As I tell my
students, there’s been a shift in the world of philosophy over the last few
decades toward context and the particular. Philosophers and ethicists used to
search for “the one answer;” now they tend to embrace a range of possibility in ethically/philosophically "appropriate" responses. Similarly, in
the larger world, the presence and testimony of neurodiverse individuals and
families have made room for a range of what is “normal,” as well as a diverse array
of approaches to difference. Since SPD (sensory processing differences) and
autism are a huge part of my family’s life, I’m curious about these shifts.
I’ve been seeing a lot in the press lately
around the immunology and neurology of difference (my favorite article, which happens to be about schizophrenia - by the brilliant Siddhartha Mukherjee - is
here); I’ve also been seeing a nuanced view of “fixing” people that
acknowledges the subtle, sometimes tragic losses our “fixing” can cause, along
with potential positives (this slayed me [for the record: I was surprised
that John Elder Robison chose this treatment, but that’s another post]).
I’ve been asking
myself: if context and situation vary so enormously, how could there possibly
be one answer to the sorts of questions we navigate when we and/or our loved
one(s) are neurodiverse? Respectful disagreement, while not being super-well modeled by U.S. Politicians, IS possible!
I’ll use the word
“change” to represent a range of possibility, from “cure” to “heal” to
“progress,” but want to be clear that I stand pretty firmly in the
acceptance-as-is camp. However, I respect the rights of others to want and
advocate for something different than what
I want and advocate for...!
With all the current
research into our immune and neurological systems, both of which are related to
neurodiversity (as well as other differences), we are faced almost inevitably
with the following questions:
Do you want to
change?
Do you want your child to change?
Do you want your child to change?
Does your child want
to change? (And, for non-verbal children and adults, how do we determine this?)
Or do you want
society, community, family, institutions, and/or context to change?
Or BOTH?
We have limited time
and energy (sometimes extremely
limited!): where will you choose to put your energy?
Into yourself? Your
child(ren)? Community advocacy? General advocacy? Change? Acceptance? BOTH?

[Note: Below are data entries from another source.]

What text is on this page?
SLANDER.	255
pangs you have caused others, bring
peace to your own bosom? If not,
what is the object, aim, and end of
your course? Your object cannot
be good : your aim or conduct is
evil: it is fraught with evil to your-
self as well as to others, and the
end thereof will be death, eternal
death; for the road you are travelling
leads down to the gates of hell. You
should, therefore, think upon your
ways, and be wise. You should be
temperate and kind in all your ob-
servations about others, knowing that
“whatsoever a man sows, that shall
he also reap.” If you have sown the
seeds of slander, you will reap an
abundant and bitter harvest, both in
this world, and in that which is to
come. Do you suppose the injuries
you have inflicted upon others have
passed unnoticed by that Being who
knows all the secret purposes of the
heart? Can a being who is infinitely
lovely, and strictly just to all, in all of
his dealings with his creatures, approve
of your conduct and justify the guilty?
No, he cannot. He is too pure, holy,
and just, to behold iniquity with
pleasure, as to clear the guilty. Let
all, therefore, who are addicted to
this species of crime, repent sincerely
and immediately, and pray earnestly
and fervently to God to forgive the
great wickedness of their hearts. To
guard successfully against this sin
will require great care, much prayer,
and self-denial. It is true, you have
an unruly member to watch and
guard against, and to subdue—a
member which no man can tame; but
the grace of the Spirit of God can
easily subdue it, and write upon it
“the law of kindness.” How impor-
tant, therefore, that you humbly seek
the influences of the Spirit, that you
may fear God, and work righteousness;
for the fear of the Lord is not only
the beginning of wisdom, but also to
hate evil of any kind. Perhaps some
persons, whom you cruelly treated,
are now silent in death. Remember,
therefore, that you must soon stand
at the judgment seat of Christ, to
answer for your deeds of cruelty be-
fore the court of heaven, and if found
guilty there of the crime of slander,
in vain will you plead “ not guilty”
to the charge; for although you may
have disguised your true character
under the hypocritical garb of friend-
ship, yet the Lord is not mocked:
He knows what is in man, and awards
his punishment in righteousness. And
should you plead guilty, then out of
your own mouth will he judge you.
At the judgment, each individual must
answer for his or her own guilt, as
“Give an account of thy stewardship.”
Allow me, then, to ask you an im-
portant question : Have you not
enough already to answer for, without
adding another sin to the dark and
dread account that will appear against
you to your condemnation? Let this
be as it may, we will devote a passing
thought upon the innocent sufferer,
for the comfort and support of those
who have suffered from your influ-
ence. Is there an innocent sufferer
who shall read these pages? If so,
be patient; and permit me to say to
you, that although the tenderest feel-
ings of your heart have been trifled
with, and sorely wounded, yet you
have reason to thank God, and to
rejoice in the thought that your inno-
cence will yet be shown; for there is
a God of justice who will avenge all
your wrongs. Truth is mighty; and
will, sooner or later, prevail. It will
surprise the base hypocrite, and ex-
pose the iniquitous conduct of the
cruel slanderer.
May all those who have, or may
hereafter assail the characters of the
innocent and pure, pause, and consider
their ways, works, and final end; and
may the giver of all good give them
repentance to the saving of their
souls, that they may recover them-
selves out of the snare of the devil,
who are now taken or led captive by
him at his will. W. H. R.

There are limited institutional, state, federal, international, and
non-governmental/not-for-profit resources: Where do you think these resources
should go?
To funding a search for a cure? A cure for what (autism, SPD, ADHD, difference...?)? Therapies (Physical? Physiological?
Psychological? Neurological? Immunological?)? Resources to support families? Resources
for schools and other institutions? Advocacy for change in the direction of
inclusion?
(And...Finally...Do you even have time to
think about all this stuff?)
Figure I – Spectrum of “Appropriate” Possible Answers to Each Question
As I also say in my
classes, complex questions may naturally elicit answers that are complex, even
seemingly contradictory or inconsistent. Our immune systems and our neurologies
are intricately intertwined with our ways of being ourselves. We have many, many layers in our approaches to and
feelings about who we are – and who we want to be.
We all want to be
healthy, function at our best, be accepted; yet these things can manifest very
differently, and mean widely different things to different people.
Acceptance
and change can conflict, coexist, contradict, and/or complement each other...
The respect we offer
individuals, presuming competence and sharing autonomy, demands that we honor
the multifaceted array of possible answers in a multitude of contexts.